Derek Clarke

Personal information
- Date of birth: 19 February 1950 (age 76)
- Place of birth: Willenhall, England
- Height: 5 ft 8+1⁄4 in (1.73 m)
- Position: Forward

Youth career
- –: Walsall

Senior career*
- Years: Team / Apps / (Gls)
- 1967–1968: Walsall / 6 / (2)
- 1968–1970: Wolverhampton Wanderers / 5 / (0)
- 1970–1976: Oxford United / 178 / (35)
- 1976–1978: Orient / 36 / (6)
- 1978: → Carlisle United (loan) / 1 / (0)
- Total:  / 226 / (43)

= Derek Clarke =

English footballer

Derek Clarke (born 19 February 1950) is an English former professional footballer who played in the Football League as a forward for Walsall, Wolverhampton Wanderers, Oxford United, where he spent the majority of his career, Orient and Carlisle United. He is the third of five footballing brothers, the others being Frank, Allan, Kelvin and Wayne, who all played League football.
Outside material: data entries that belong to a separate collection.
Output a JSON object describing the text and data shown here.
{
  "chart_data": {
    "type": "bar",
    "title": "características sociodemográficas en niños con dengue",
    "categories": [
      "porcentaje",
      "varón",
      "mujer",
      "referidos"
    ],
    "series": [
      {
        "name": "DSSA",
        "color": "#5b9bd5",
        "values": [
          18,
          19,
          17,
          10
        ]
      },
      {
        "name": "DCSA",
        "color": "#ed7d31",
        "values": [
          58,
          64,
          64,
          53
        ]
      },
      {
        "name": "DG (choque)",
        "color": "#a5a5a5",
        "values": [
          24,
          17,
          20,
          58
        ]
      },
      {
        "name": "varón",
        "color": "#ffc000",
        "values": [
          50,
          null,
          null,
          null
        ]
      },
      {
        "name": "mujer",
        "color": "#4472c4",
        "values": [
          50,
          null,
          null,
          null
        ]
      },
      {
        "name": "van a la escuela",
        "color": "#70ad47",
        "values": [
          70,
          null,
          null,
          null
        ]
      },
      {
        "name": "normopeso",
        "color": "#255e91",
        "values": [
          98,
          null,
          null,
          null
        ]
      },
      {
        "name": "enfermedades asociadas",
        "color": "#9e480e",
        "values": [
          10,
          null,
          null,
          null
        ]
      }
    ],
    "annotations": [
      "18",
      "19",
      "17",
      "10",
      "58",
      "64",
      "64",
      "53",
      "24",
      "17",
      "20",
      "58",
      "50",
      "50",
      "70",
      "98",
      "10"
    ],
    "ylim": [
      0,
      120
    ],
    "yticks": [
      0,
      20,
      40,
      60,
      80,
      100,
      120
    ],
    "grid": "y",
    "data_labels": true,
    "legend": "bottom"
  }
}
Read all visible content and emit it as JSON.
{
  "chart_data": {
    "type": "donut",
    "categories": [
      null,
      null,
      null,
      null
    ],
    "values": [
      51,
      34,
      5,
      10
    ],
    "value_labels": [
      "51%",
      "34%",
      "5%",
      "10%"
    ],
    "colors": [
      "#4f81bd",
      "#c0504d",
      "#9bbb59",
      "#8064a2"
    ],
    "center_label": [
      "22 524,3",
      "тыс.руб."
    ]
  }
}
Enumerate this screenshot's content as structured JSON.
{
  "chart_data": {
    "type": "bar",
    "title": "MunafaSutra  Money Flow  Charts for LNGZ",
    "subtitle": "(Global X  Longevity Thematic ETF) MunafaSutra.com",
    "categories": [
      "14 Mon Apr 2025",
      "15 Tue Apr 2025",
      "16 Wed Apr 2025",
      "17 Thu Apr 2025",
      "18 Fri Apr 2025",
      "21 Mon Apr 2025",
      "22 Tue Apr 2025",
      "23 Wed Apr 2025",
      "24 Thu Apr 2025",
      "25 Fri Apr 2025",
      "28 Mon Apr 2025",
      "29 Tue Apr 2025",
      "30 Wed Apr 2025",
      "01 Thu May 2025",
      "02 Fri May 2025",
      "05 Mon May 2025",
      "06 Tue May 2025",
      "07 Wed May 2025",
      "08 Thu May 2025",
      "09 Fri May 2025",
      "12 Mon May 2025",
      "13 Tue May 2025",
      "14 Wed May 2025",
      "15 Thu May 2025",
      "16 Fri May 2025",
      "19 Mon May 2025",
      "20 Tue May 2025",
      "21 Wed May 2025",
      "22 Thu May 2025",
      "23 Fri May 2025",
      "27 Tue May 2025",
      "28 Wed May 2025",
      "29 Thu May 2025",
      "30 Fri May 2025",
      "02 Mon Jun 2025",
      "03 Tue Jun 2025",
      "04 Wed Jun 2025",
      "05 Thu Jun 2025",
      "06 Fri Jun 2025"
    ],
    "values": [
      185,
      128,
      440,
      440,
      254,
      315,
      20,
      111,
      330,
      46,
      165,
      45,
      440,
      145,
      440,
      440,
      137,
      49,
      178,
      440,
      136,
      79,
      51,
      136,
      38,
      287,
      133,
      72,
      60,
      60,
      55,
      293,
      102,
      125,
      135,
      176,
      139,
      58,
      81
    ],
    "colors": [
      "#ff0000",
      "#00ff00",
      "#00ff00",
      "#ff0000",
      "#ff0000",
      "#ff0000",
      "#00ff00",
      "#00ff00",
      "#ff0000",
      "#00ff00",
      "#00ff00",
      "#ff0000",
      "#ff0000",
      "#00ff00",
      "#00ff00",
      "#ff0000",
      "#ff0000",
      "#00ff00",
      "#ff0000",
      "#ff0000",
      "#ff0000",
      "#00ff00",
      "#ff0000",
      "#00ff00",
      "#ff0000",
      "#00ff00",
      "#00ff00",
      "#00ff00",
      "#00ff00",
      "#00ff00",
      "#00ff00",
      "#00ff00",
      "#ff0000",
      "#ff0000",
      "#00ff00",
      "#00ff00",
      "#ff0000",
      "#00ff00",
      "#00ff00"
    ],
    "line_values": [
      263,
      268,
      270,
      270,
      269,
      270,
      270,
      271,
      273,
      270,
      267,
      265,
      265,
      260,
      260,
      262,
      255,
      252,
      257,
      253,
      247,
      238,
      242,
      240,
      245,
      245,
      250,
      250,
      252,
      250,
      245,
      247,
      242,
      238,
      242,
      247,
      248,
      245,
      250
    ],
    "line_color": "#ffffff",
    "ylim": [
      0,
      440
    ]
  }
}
Clarke was born in Willenhall, and began his professional career at nearby Walsall. He joined Wolverhampton Wanderers in 1968, but made just five appearances in two full seasons for the First Division club before moving to Oxford United in October 1970. He spent six years at Oxford, making 178 Second Division appearances, then left the Manor Ground when the club was relegated in 1976. He then joined Orient, where he spent two seasons, which included an appearance in the semi-final of the 1977–78 FA Cup and a loan spell at Carlisle United, before injury forced his retirement.